The Kingston Korean Festival (14 August this year), timed to take place as close as possible to Korea’s Independence Day on 15 August, is always at the mercy of the British summer weather. We all knew that rain was likely at some point during the day, and when there were a few spots during the War Veterans’ march-past we hoped that that was it. The sun came out during the ambassador’s opening speech, and it looked like we were set for a fine day.
As usual, the Fairfield recreation ground was lined with stalls selling clothes, bric-a-brac and second hand books. And of course there was the generous selection of food stalls to choose from. Hyundai and Kia were there displaying their latest vehicles, and the Residents Association were conducting a raffle with free return flights to Seoul as the prize. The local fire brigade and police were also there – and the local police chief announced that the force now had hits first Korean special constable.
Among the more unusual exhibitors were an Indian Yoga group and a guitar-toting representative of the Kingston Environmental Centre. The Earth’s getting hotter / The seas are getting high / We gotta do something or we’re all gonna die, he sang, to a jolly tune. He was soon drowned out by the feisty sound of Bomi Lee singing some great songs from the musicals. She introduced her numbers in a strange fusion of Korean and North London English – she’s married to a Londoner but sadly (for London audiences) she will be returning to Korea soon to pursue her stage career there.

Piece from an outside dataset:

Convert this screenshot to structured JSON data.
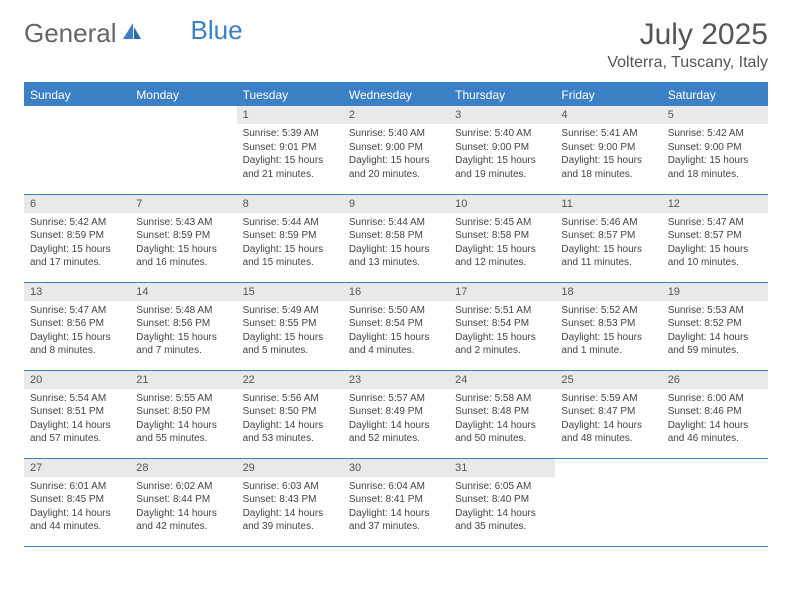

The Gershwin Gang from Cheshire followed with an varied collection of songs from earlier in the century – an entertaining set, but not one with any perceivable Korean connection. We moved on to traditional performances: dance, court music, folk music and more.
MC duties were split between Shin Bona of New Malden’s Theatre For All, who organise the artistic elements of the New Malden festival, and Korean comedian Hansimi. “Beautiful music, beautiful costume. Shame about your ugly face,” he quipped to Professor Yang Seong-pil after his daegeum sanjo performance. I’m sure it sounded more appropriate in the original Korean.
The audience were warming up nicely. During a lively Arirang, some of the ajummas started dancing. Our comic dragged the liveliest one on stage where she wiggled her hips suggestively. She was rewarded by a chivalrous kiss on the hand from one of the war veterans.
Soon it was the moment that all the youngsters (and some not so young) had been waiting for: the dance performance from the Korean HipHop Team. Suddenly the area in front of stage was packed with Korean teenagers.
And then the heavens opened.
The dancers did their best to overcome the weather, and the audience cheered them on, but you can’t help thinking that their performance would have been more lively if the stage hadn’t been so wet. The hapkido team which followed suffered more than a few bumps and bruises as they lost their footing. Later, some Korean yodellers would have to compete against the sound of the downpour.
But as ever the event was a good opportunity to meet new friends, enjoy lots of free entertainment and sample the range of food available.